I seem to always have more questions than answers, but our psalm for today, Psalm 62, does have some very good suggestions. The poet urges us to place full confidence in God: Trust in God at all times . . . . Because God is good and God is love, trusting God means trusting in goodness and love. Because God is merciful and because God calls for peace on earth, relying on God means trusting in mercy and peace. To trust exclusively in God--would require that we repent, that we surrender our trust in military might; that we give up our blood-lust for capital punishment; that we reject the notion that ‘good guys finish last;’ that we deny wealth as the measure of ultimate value.

What is your only comfort in life? Presbyterians respond: “That I belong body and soul, in life and in death, not to myself, but to my faithful Savior, Jesus Christ.”2 In other words. . . . . Comfort foods? Don’t need ‘em! All my stuff? Let it go! My team on top? It’s only a game. My country always prevailing? “Let justice roll down . . . .” For God is my comfort, the only comfort I truly need!

According to Psalm 63, “trust in God at all times” also means to reject the passions and prejudices of the “low estate,” and pay no heed to the tempting favors of the “high estate.” In the end, says the poet, they cancel each other out, and evaporate like the mist. Thus, the people of God are to place ultimate reliance on no other help, we are to yield unconditional obedience to no other power, and we are to love no one or anything more than we love God.3 And, says Jonah, we’ve got to “get our act together” in 40 days or else! Each new president gets 100 days to make his mark. We ‘Ninevites’ get only 40, says Jonah.

One of my sources tells about a conversation she had with one of her colleagues in ministry. She told this friend she was suffering burn out. The friend caught her up short when she responded, “Burnt out? Why, you ain’t even been lit!”4

Listen again to our Lord Jesus.

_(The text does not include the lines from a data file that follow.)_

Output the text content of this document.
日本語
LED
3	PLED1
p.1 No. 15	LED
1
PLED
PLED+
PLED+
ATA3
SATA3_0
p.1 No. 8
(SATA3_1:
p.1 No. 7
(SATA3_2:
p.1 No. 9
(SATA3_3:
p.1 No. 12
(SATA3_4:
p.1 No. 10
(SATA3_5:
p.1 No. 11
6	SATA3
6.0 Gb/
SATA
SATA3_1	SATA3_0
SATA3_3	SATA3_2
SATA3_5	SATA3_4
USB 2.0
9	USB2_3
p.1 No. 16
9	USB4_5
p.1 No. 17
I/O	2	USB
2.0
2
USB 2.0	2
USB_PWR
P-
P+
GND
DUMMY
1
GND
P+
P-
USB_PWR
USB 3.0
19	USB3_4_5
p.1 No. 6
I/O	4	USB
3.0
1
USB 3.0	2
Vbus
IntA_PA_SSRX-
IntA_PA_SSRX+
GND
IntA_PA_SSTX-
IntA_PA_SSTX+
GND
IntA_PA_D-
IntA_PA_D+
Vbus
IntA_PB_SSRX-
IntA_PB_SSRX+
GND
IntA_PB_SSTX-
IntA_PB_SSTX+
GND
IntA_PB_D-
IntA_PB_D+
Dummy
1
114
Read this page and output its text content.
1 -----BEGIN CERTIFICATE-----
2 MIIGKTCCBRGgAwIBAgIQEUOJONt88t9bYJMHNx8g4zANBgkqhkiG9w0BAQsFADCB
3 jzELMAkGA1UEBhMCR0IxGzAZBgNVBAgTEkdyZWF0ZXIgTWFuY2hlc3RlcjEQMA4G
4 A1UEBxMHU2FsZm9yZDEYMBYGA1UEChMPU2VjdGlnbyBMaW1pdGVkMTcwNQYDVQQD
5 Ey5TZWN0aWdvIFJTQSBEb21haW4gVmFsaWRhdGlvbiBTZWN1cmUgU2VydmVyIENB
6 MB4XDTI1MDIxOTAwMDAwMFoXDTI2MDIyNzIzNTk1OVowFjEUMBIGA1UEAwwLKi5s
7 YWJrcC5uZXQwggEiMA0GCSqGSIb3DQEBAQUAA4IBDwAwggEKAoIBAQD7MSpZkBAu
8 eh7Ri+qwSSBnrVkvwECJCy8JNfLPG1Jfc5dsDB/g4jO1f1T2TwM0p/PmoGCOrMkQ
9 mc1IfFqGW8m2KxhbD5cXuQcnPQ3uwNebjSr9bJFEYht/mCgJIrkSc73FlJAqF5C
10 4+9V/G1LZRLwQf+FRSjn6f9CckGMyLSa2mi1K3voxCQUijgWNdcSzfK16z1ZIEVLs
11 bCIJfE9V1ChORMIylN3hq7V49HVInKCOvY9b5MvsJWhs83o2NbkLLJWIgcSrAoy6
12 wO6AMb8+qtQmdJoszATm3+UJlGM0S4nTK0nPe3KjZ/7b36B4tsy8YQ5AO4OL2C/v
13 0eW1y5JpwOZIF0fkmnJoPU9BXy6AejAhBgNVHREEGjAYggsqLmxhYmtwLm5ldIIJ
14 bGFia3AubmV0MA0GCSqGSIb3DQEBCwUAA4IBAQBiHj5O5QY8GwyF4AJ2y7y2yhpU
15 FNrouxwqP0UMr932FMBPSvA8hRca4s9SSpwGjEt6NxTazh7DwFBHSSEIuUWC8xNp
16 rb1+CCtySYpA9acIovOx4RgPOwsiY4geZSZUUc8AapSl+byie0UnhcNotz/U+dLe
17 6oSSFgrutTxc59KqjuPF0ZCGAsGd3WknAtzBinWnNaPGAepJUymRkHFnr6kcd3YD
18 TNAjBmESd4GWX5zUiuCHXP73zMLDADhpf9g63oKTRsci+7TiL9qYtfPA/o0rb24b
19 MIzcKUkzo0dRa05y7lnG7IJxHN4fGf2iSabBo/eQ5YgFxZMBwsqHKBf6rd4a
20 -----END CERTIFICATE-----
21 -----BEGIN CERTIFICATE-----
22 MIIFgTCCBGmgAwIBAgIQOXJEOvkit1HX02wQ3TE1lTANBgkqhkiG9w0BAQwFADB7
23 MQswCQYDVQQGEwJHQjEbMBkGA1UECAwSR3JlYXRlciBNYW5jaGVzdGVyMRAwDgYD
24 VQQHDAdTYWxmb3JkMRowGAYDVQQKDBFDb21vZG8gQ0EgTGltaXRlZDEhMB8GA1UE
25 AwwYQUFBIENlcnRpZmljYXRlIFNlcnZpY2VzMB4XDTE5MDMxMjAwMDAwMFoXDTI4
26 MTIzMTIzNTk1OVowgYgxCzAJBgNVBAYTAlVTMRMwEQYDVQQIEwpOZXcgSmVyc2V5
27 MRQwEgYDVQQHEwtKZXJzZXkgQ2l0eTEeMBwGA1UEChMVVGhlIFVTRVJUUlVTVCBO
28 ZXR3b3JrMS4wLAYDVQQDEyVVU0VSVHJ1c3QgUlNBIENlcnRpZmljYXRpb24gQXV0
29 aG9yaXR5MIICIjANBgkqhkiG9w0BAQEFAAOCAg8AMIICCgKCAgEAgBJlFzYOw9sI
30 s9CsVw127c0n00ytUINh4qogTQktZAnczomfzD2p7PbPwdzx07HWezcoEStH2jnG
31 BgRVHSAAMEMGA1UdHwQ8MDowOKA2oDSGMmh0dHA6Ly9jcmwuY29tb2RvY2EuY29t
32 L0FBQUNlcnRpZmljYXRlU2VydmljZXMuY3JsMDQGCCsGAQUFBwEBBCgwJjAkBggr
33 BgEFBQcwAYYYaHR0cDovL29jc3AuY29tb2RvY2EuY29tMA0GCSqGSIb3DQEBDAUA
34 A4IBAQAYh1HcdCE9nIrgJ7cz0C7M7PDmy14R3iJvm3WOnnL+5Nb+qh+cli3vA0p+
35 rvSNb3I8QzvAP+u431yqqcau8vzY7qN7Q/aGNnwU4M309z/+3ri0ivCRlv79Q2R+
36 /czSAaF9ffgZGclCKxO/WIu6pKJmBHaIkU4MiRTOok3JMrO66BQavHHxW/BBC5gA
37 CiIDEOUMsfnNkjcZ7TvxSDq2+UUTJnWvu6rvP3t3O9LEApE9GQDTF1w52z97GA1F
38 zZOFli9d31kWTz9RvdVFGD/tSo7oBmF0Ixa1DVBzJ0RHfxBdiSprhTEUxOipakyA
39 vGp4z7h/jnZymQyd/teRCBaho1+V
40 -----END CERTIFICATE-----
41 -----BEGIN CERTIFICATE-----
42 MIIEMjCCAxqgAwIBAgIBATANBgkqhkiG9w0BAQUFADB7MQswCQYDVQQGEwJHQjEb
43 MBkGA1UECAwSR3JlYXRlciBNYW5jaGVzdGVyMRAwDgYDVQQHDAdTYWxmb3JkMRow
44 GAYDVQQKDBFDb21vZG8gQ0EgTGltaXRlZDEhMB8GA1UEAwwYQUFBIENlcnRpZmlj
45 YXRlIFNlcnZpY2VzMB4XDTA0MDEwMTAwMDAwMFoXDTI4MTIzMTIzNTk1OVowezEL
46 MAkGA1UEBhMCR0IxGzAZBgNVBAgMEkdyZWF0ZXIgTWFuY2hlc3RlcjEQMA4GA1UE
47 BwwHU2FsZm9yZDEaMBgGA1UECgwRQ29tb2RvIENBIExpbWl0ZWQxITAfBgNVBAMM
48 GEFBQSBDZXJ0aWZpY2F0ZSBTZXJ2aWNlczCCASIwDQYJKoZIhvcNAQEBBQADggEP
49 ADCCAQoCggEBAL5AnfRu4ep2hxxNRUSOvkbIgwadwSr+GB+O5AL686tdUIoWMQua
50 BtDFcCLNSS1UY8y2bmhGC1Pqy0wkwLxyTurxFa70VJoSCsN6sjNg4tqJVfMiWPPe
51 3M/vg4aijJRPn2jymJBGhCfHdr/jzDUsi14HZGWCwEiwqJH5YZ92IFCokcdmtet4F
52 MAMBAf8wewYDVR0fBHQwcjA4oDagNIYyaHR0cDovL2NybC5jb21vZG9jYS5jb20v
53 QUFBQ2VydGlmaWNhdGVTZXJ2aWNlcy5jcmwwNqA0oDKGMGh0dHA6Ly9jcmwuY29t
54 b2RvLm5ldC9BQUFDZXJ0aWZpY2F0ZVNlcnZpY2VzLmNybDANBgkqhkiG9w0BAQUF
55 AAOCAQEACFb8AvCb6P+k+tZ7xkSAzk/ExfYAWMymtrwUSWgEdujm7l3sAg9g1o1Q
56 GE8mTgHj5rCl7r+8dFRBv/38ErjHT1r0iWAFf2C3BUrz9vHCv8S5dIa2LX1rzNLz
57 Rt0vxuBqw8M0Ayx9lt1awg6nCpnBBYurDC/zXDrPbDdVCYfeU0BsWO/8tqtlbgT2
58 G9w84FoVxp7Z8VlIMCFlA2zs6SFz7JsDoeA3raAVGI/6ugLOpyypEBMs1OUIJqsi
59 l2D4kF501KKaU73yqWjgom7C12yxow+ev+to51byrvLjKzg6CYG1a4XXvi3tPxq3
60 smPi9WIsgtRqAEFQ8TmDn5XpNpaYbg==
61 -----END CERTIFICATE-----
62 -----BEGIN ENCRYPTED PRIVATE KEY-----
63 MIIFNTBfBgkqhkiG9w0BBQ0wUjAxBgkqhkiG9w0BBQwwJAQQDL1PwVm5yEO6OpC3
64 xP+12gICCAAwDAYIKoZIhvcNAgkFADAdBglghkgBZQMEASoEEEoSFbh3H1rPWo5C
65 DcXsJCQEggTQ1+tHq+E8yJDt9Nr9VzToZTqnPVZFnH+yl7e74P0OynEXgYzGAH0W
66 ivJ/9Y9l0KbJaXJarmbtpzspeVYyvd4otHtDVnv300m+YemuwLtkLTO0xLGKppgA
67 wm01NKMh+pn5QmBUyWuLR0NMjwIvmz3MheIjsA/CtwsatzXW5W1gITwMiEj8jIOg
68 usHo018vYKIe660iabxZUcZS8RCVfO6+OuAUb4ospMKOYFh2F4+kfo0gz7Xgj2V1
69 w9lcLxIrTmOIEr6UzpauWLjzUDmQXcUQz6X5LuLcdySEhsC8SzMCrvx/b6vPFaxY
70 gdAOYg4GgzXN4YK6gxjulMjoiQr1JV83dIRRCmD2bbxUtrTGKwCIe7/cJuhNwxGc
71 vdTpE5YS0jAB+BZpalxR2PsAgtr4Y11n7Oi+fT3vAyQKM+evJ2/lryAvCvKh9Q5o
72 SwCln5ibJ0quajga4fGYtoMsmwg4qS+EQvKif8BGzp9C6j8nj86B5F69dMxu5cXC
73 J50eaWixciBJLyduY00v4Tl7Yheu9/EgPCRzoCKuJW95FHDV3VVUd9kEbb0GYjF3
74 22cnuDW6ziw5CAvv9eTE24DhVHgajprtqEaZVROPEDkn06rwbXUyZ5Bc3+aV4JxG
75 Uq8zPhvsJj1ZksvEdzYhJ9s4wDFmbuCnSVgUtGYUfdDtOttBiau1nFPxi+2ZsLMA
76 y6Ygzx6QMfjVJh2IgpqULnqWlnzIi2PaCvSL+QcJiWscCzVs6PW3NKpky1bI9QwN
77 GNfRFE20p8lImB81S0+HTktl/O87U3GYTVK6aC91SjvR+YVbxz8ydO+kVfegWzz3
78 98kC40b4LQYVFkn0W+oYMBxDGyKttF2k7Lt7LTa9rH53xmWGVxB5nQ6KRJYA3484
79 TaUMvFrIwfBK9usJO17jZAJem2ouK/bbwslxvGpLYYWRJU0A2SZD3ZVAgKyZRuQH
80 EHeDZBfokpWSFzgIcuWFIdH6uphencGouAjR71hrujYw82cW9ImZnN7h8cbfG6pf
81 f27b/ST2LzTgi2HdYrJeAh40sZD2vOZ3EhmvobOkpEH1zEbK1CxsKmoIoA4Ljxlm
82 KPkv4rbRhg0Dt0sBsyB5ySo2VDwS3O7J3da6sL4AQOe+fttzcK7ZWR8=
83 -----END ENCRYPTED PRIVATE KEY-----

Hear the urgency in his voice. “The time is fulfilled, and the kingdom of God has come near; repent, and believe in the good news.”
Finally, listen once more to the assurance of Jonah:

for I knew that you are a gracious God and merciful,
slow to anger, and abounding in steadfast love . . . .

Blessing and glory and wisdom
and thanksgiving and honor
and power and might
be to our God forever and ever. Amen.


1Edman, Trwin, “Note on Jonah and the Whale,” THE NEW YORKER, April 26, 1941, p. 45.
2Heidelberg Catechism, Question 1, PCUSA “Book of Confessions, 4.001.
3Ibid., I.6.
4Schaper, Donna, “Pastoral Perspective,” Third Sunday after Epiphany, Jonah 3:1-5,10, FEASTING ON THE WORD, Year B, Volume 1.